The Torah in Parashat Shoftim introduces the prohibition against erecting a matzeiva (“monument”), even for sincere religious purposes, because these are “despised” by God (16:22). Rashi comments that although we find that the patriarchs erected matzeivot on a number of occasions, these structures became “despised” once the pagans of Canaan began erecting these structures as part of their worship of idols.
Rav Moshe Feinstein, in his Darash Moshe, elaborates on the meaning of this prohibition, and distinguishes between two kinds of matzeivot. He points to the example of Yaakov, who is told as having built three such structures. When he was fleeing from Canaan, the morning after beholding his famous prophetic dream of the ladder, he took the stone upon which he slept and erected it as a matzeiva, commemorating his prophecy (Bereishit 28:18). Years later, after his return to Canaan, Yaakov received an additional prophecy, and he erected a matzeiva at that location (35:14). These two structures were both built to give honor to God, who spoke to Yaakov at these two locations. But Yaakov also built a much different matzeiva – over the grave of his beloved wife, Rachel (Bereishit 35:20). This matzeiva served to give honor not to the Almighty, but rather to Rachel. Rav Moshe noted that the matzeivot which God forbids here in Parashat Shoftim are only those which one constructs for His honor. It is permissible to erect a matzeiva to give honor to the deceased, and indeed, it is a commonly accepted practice to erect a matzeiva over a loved one’s grave after burial.

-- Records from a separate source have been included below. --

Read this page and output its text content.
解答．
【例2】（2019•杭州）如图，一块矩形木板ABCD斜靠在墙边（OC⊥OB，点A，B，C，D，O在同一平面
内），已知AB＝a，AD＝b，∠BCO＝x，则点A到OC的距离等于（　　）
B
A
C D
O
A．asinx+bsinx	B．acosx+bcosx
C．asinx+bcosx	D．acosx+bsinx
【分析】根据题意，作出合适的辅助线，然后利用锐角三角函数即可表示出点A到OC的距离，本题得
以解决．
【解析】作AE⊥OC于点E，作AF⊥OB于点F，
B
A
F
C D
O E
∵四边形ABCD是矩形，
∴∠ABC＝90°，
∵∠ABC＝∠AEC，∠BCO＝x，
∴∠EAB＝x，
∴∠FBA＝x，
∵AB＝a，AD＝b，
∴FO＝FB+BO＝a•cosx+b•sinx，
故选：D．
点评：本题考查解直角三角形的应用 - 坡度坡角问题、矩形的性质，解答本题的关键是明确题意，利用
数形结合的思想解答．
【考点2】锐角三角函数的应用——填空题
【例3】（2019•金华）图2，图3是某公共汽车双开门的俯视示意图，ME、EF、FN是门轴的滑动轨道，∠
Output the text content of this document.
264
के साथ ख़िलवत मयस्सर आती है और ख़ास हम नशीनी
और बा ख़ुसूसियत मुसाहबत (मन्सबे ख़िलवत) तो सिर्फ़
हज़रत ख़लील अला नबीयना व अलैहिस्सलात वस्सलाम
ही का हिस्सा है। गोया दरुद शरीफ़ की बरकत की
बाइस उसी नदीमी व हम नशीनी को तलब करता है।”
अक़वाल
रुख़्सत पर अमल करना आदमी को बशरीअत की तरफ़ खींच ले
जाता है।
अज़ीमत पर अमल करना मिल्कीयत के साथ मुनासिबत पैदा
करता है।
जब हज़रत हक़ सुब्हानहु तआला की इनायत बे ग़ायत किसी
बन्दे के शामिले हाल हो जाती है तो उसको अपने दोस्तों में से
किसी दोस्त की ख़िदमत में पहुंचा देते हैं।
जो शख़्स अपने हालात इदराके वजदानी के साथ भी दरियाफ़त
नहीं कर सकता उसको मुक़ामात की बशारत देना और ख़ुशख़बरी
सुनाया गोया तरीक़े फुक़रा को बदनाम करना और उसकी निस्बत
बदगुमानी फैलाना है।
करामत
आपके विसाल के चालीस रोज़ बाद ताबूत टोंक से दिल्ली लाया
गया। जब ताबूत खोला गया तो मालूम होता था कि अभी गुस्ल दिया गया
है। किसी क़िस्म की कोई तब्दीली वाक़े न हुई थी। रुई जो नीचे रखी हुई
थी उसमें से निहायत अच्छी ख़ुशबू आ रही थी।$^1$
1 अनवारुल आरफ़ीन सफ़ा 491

The difference, Rav Moshe proceeds to explain, lies in the fact that a matzeiva serves to eternalize the past. When it comes to our relationship with God, the past does not determine our status in the future. Erecting a matzeiva to God memorializes our past devotion to Him, but our past devotion loses its value if we turn our backs on this past and now choose not to live in God’s service. The only way to memorialize our past devotion to God is by continuing and building upon that devotion. Therefore, building a matzeiva to express our religious commitment is “despised,” because it reflects the mistaken notion that our commitment can be made permanent through a symbol, without sustained, ongoing dedication. It is only when giving honor to a deceased person that a matzeiva is appropriate, because that person can no longer perform mitzvot. Once a person has left this world, we are indeed to erect a matzeiva for that person – to memorialize his or her good deeds so that everyone can learn from them and emulate them. But during our lifetime, we cannot build a matzeiva to memorialize our noble actions. We must continue working and striving for greatness, without ever assuming that we have done enough and it now suffices to simply remember and reflect upon the actions of our past.